The iron ore market is seeing a shift back to stronger premiums to ensure supply of higher grade products including fines, concentrates and pellets, on the back of supply dynamics in the Atlantic market and steel price increases led by China, according to sources in Europe and trade analysis by Platts.
The collapse of a tailings dam at Samarco's complex in Minas Gerais in November shuttered the mining operation and idled its coastal pellet plants, with resultant widespread reviews and changes to operations in the iron ore-rich southern state of Brazil.
Vale, Anglo American and smaller miners have since been facing knock-on effects.
A slowdown in planning mining around new deposits to keep up improvements to processed grades occurred, while easier to access higher quality ores run down.
Slower licensing of new mining areas and operations at concentration plants has led to quality degradation of iron ores supplied from the area in recent months, several sources said.
Vale's ability in Malaysia and at Chinese ports to blend in northern Brazil mined Carajas product shipped from Ponta da Madeira may help mitigate this trend in Asia, with Chinese demand and shipments of the Brazilian Blend (BRBF) fines rising since introduction.
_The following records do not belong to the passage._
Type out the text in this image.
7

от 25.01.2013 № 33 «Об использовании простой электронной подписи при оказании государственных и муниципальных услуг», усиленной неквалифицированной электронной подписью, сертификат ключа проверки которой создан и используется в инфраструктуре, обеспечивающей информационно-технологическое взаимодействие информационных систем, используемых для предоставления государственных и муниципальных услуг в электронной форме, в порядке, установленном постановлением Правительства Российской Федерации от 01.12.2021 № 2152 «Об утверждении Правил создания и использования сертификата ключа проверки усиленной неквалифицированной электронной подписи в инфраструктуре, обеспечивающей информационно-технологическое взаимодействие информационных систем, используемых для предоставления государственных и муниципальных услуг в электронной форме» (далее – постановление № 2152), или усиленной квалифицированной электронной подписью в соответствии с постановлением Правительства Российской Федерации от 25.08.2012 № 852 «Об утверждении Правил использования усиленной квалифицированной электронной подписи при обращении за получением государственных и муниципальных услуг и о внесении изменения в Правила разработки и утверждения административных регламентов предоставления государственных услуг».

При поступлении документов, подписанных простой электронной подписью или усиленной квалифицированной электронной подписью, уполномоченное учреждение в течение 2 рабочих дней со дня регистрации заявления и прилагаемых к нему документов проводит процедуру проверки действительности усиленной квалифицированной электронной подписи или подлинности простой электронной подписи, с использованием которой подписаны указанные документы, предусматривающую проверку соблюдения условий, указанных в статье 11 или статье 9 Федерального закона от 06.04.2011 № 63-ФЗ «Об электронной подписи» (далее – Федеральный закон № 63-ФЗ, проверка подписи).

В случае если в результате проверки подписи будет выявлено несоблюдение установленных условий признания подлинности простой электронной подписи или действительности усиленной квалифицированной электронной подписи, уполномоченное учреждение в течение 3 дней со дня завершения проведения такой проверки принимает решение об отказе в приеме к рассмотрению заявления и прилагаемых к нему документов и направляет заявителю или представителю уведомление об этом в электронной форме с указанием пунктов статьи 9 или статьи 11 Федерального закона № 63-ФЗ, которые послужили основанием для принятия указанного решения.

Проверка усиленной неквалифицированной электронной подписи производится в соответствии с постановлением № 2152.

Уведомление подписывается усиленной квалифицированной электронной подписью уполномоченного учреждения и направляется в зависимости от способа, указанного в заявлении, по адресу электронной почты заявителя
The specification for BRBF has moved down from earlier Vale targets for 2016 of 63.5% Fe to 62.5% Fe, with an accompanying rise in silica. Lower usage of domestic Chinese iron ore pellets with higher silica is reducing penalties for silica content.
Southern Brazil mined products exported out of Tubarao, Itaguai and other ports recently shipped to term buyers in Europe have come with higher gangue as degradation noticeably increased since Samarco's accident, sources said.
LOWER GRADE IMPACT
Mills outside China typically buy a variety of straight products as ingredients in sinter blends, and lower Fe and higher gangue may be addressed by increasing the proportion of higher grade fines, adding concentrates and relying more on pellet and lump.
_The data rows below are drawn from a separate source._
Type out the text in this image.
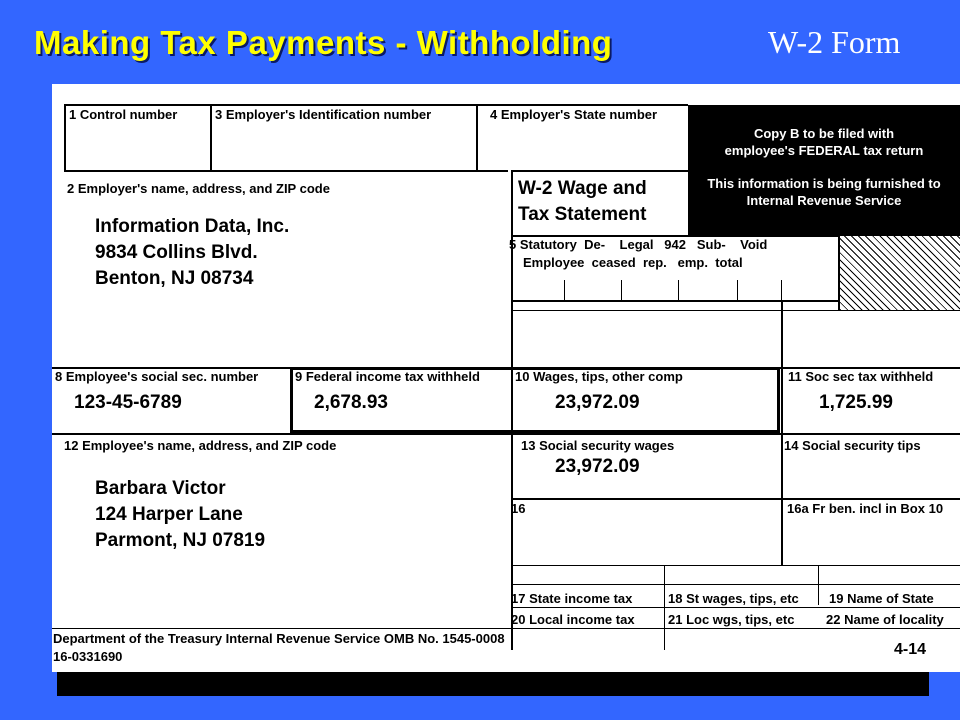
Making Tax Payments - Withholding	W-2 Form
1 Control number	3 Employer's Identification number	4 Employer's State number
Copy B to be filed with
employee's FEDERAL tax return
This information is being furnished to
Internal Revenue Service
2 Employer's name, address, and ZIP code
Information Data, Inc.
9834 Collins Blvd.
Benton, NJ 08734
W-2 Wage and
Tax Statement
5 Statutory  De-    Legal   942   Sub-    Void
Employee  ceased  rep.   emp.  total
8 Employee's social sec. number
123-45-6789
9 Federal income tax withheld
2,678.93
10 Wages, tips, other comp
23,972.09
11 Soc sec tax withheld
1,725.99
12 Employee's name, address, and ZIP code
Barbara Victor
124 Harper Lane
Parmont, NJ 07819
13 Social security wages
23,972.09
14 Social security tips
16	16a Fr ben. incl in Box 10
17 State income tax	18 St wages, tips, etc 19 Name of State
20 Local income tax	21 Loc wgs, tips, etc 22 Name of locality
Department of the Treasury Internal Revenue Service OMB No. 1545-0008
16-0331690	4-14
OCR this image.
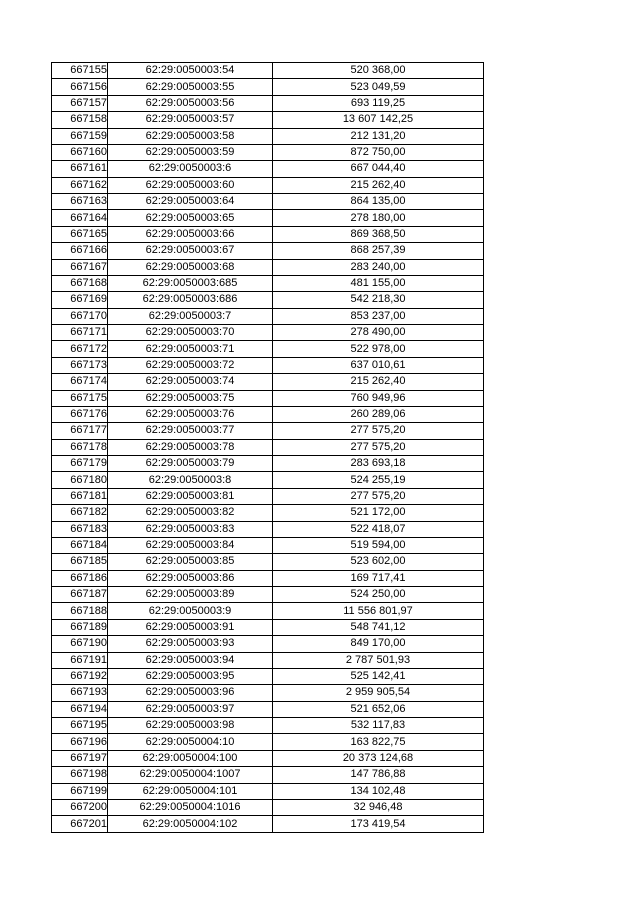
667155	62:29:0050003:54	520 368,00
667156	62:29:0050003:55	523 049,59
667157	62:29:0050003:56	693 119,25
667158	62:29:0050003:57	13 607 142,25
667159	62:29:0050003:58	212 131,20
667160	62:29:0050003:59	872 750,00
667161	62:29:0050003:6	667 044,40
667162	62:29:0050003:60	215 262,40
667163	62:29:0050003:64	864 135,00
667164	62:29:0050003:65	278 180,00
667165	62:29:0050003:66	869 368,50
667166	62:29:0050003:67	868 257,39
667167	62:29:0050003:68	283 240,00
667168	62:29:0050003:685	481 155,00
667169	62:29:0050003:686	542 218,30
667170	62:29:0050003:7	853 237,00
667171	62:29:0050003:70	278 490,00
667172	62:29:0050003:71	522 978,00
667173	62:29:0050003:72	637 010,61
667174	62:29:0050003:74	215 262,40
667175	62:29:0050003:75	760 949,96
667176	62:29:0050003:76	260 289,06
667177	62:29:0050003:77	277 575,20
667178	62:29:0050003:78	277 575,20
667179	62:29:0050003:79	283 693,18
667180	62:29:0050003:8	524 255,19
667181	62:29:0050003:81	277 575,20
667182	62:29:0050003:82	521 172,00
667183	62:29:0050003:83	522 418,07
667184	62:29:0050003:84	519 594,00
667185	62:29:0050003:85	523 602,00
667186	62:29:0050003:86	169 717,41
667187	62:29:0050003:89	524 250,00
667188	62:29:0050003:9	11 556 801,97
667189	62:29:0050003:91	548 741,12
667190	62:29:0050003:93	849 170,00
667191	62:29:0050003:94	2 787 501,93
667192	62:29:0050003:95	525 142,41
667193	62:29:0050003:96	2 959 905,54
667194	62:29:0050003:97	521 652,06
667195	62:29:0050003:98	532 117,83
667196	62:29:0050004:10	163 822,75
667197	62:29:0050004:100	20 373 124,68
667198	62:29:0050004:1007	147 786,88
667199	62:29:0050004:101	134 102,48
667200	62:29:0050004:1016	32 946,48
667201	62:29:0050004:102	173 419,54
Qualities from Carajas with lower silica and higher iron content remain coveted and improving, with new projects such as N4WS starting ahead of the giant S11D mine adding better ores and helping to substitute remaining qualities.
Spot sales of Carajas has dropped, partly because buyers in China have reduced demand for high Fe ores and Vale adjusted its marketing, prioritizing blends and the supply of Carajas to term customers. Carajas has become more consistently offered at around 65% Fe.
The Platts 1% Fe mid-range differential has started to increase from a low of $0.70/dmt in January to average at $0.95/dmt in March and assessed on April 15 at $1.05/dmt.
The additional amount paid for products using Platts 65% index over IODEX 62% benchmark fines on a dmt unit basis per Fe has increased to almost 1% in March from 0.52% in January. The dmtu premium for Fe for 65% indexes over IODEX ranged between 2-8%, using monthly averages.
PREMIUM RISES
Pellet premiums have risen following lump premiums higher.
Atlantic term premiums for blast furnace grades were assessed or April at $30.50/dmt, up from $26/dmt in January as suppliers moved away from earlier lower-priced contract levels.
In China, lump and pellet premiums have increased later than seasonally expected as prices followed up the post Lunar New Year change in demand. A shift to lump and fines from domestic pellet may be taking place at mills adaptable to higher-growth segments, Platts MVS analysts said.
Back to Brazil, in Minas Gerais and beyond, changes in ore quality and availability timing that would likely impact the production process, may be pushing up costs after a run of quarterly industry cost declines fueled in part by the real's deprecation and low oil prices.
Vale was heard earlier this month to have raised term premiums in Asia for southern fines including SSFT and SSFG term cargoes to $2/dmt over an IODEX-based matrix for April-arrival cargoes, from $1.50/dmt for February and March arrival cargoes. It also shortened its premium adjustment to every month, from every two months.
Spot sales to China of SSFG were recently for 62.73% fines material, and specification were similar to earlier sales.
While Samarco's lost 30.5 million mt/year of pelletizing capacity and 32 million mt/year of concentrate output may have led to changes in market shares among other suppliers, and helping adopt new supplies to customers looking for alternatives, the indirect effect outside pellet markets threatens to reinforce reliance on high-grade supplies.
Higher recent mill utilization in China and Europe is adding to support, as steel prices recover and a destocking phase faded out.
The winter is when China's iron ore supply is tighter and demand for higher grades to combat pollution was expected to peak, but the current need to buy higher grades is evident and likely greater than before.